Après un premier LP, Feral Verdure, auto-produit (2014), le trio signe chez Southern Lord pour la sortie de son deuxième album, Au De La, en 2015. S'ensuivent une première tournée européenne et de nombreuses dates en support de Sunn O))).
Forts de ce succès grandissant, Robin Wattie (guitares et vocaux), Mathieu Bernard Ball (guitares) et Louis-Alexandre Beauregard (drums) sortiront le 15 septembre 2017, toujours chez Southern Lord, leur troisième LP, intitulé Ardor.
Une tournée européenne est prévue à l'automne...Le quatrième album du groupe, A Gaze Among Them, est annoncé en mai 2019.
Pas évident pour les canadiens de Big│Brave de donner une suite au somptueux Ardor, sorti en 2017, qui avait fort justement figuré dans de nombreux « tops » de fin d'année. Cet album marquait l'aboutissement d'un processus, engagé avec Au De La (2015), qui visait à faire coexister doom et drone sur un mode minimaliste.
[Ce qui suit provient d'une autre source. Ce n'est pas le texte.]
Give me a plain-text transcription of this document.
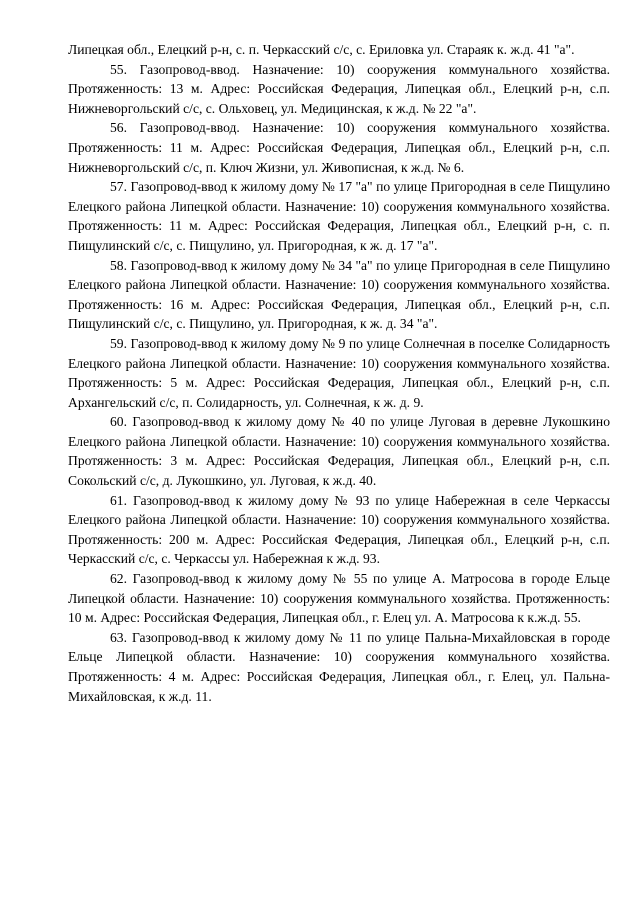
Липецкая обл., Елецкий р-н, с. п. Черкасский с/с, с. Ериловка ул. Стараяк к. ж.д. 41 "а".

55. Газопровод-ввод. Назначение: 10) сооружения коммунального хозяйства. Протяженность: 13 м. Адрес: Российская Федерация, Липецкая обл., Елецкий р-н, с.п. Нижневоргольский с/с, с. Ольховец, ул. Медицинская, к ж.д. № 22 "а".

56. Газопровод-ввод. Назначение: 10) сооружения коммунального хозяйства. Протяженность: 11 м. Адрес: Российская Федерация, Липецкая обл., Елецкий р-н, с.п. Нижневоргольский с/с, п. Ключ Жизни, ул. Живописная, к ж.д. № 6.

57. Газопровод-ввод к жилому дому № 17 "а" по улице Пригородная в селе Пищулино Елецкого района Липецкой области. Назначение: 10) сооружения коммунального хозяйства. Протяженность: 11 м. Адрес: Российская Федерация, Липецкая обл., Елецкий р-н, с. п. Пищулинский с/с, с. Пищулино, ул. Пригородная, к ж. д. 17 "а".

58. Газопровод-ввод к жилому дому № 34 "а" по улице Пригородная в селе Пищулино Елецкого района Липецкой области. Назначение: 10) сооружения коммунального хозяйства. Протяженность: 16 м. Адрес: Российская Федерация, Липецкая обл., Елецкий р-н, с.п. Пищулинский с/с, с. Пищулино, ул. Пригородная, к ж. д. 34 "а".

59. Газопровод-ввод к жилому дому № 9 по улице Солнечная в поселке Солидарность Елецкого района Липецкой области. Назначение: 10) сооружения коммунального хозяйства. Протяженность: 5 м. Адрес: Российская Федерация, Липецкая обл., Елецкий р-н, с.п. Архангельский с/с, п. Солидарность, ул. Солнечная, к ж. д. 9.

60. Газопровод-ввод к жилому дому № 40 по улице Луговая в деревне Лукошкино Елецкого района Липецкой области. Назначение: 10) сооружения коммунального хозяйства. Протяженность: 3 м. Адрес: Российская Федерация, Липецкая обл., Елецкий р-н, с.п. Сокольский с/с, д. Лукошкино, ул. Луговая, к ж.д. 40.

61. Газопровод-ввод к жилому дому № 93 по улице Набережная в селе Черкассы Елецкого района Липецкой области. Назначение: 10) сооружения коммунального хозяйства. Протяженность: 200 м. Адрес: Российская Федерация, Липецкая обл., Елецкий р-н, с.п. Черкасский с/с, с. Черкассы ул. Набережная к ж.д. 93.

62. Газопровод-ввод к жилому дому № 55 по улице А. Матросова в городе Ельце Липецкой области. Назначение: 10) сооружения коммунального хозяйства. Протяженность: 10 м. Адрес: Российская Федерация, Липецкая обл., г. Елец ул. А. Матросова к к.ж.д. 55.

63. Газопровод-ввод к жилому дому № 11 по улице Пальна-Михайловская в городе Ельце Липецкой области. Назначение: 10) сооружения коммунального хозяйства. Протяженность: 4 м. Адрес: Российская Федерация, Липецкая обл., г. Елец, ул. Пальна-Михайловская, к ж.д. 11.
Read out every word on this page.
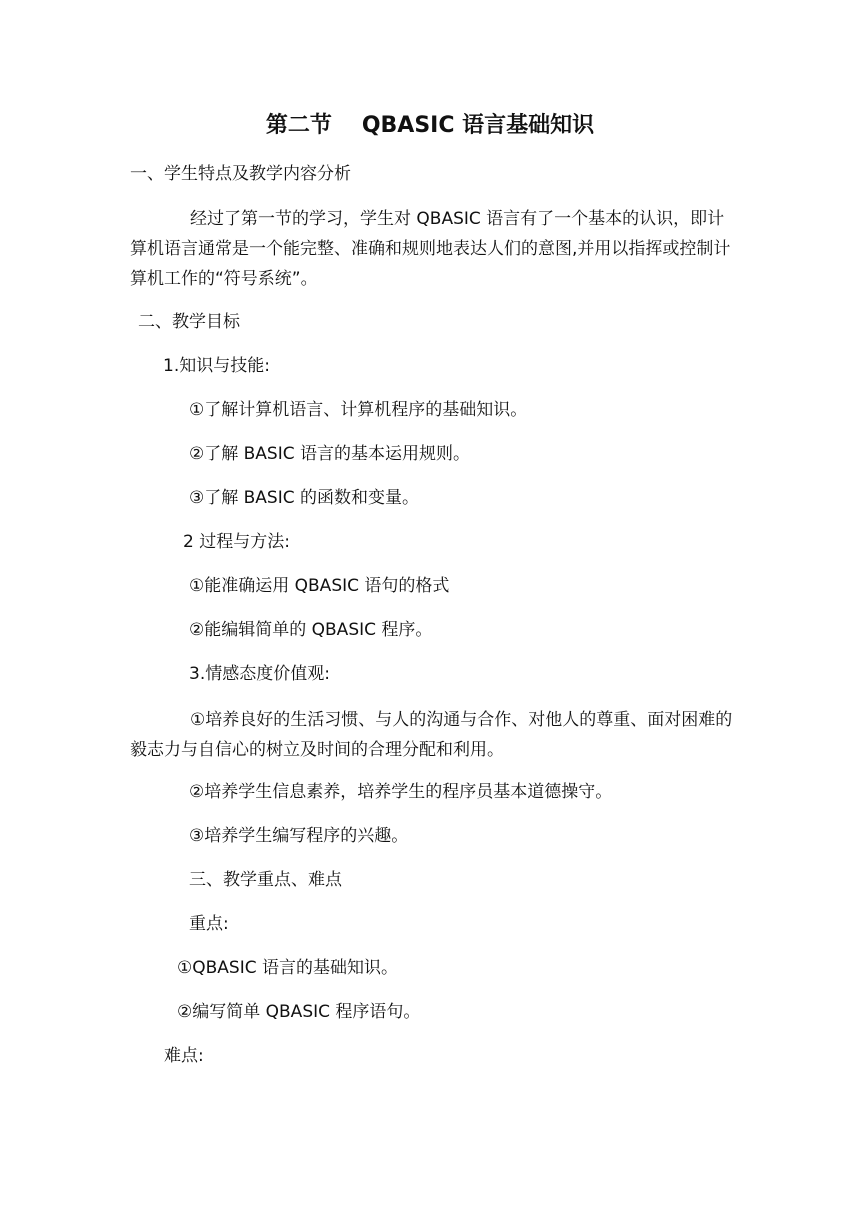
第二节 QBASIC 语言基础知识
一、学生特点及教学内容分析
经过了第一节的学习，学生对 QBASIC 语言有了一个基本的认识，即计算机语言通常是一个能完整、准确和规则地表达人们的意图,并用以指挥或控制计算机工作的“符号系统”。
二、教学目标
1.知识与技能:
①了解计算机语言、计算机程序的基础知识。
②了解 BASIC 语言的基本运用规则。
③了解 BASIC 的函数和变量。
2 过程与方法:
①能准确运用 QBASIC 语句的格式
②能编辑简单的 QBASIC 程序。
3.情感态度价值观:
①培养良好的生活习惯、与人的沟通与合作、对他人的尊重、面对困难的毅志力与自信心的树立及时间的合理分配和利用。
②培养学生信息素养，培养学生的程序员基本道德操守。
③培养学生编写程序的兴趣。
三、教学重点、难点
重点:
①QBASIC 语言的基础知识。
②编写简单 QBASIC 程序语句。
难点:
Alors, pour la suite, l'on se trouvait titillé par cette peur d'avoir connu le meilleur et de vouloir éviter le pire ; cette peur du retour dans le rang. Et puis il y a cette tournée du printemps 2018 où le groupe jouait chaque soir un « unknown title »* d'une dizaine de minutes, que l'on avait bien du mal à appréhender en une seule écoute et en condition live. Mais déjà une petite musique qui répétait que Big│Brave avançait beaucoup plus vite que ses fans. Un coup d'avance. Et puis on a lu les news, on a vu les photos officielles et le groupe est désormais un duo. C'est Loel Campbell qui a enregistré les parties de drums... On se dit que ce n'est pas évident de remplacer Louis-Alexandre Beauregard, maître des silences contaminants et des interstices réparateurs, qui mettait en jeu l'humanité toute entière à chaque coup sourd sur sa caisse claire. Et puis enfin, il y a cet artwork, splendide mais coloré. Élégant mais coloré. Le groupe canadien, « sombre mais heureux » selon le fameux tag, était-il devenu « lumineux mais sombre » ou « phosphorescent mais incandescent » ? Bref on s'inquiète. Un peu.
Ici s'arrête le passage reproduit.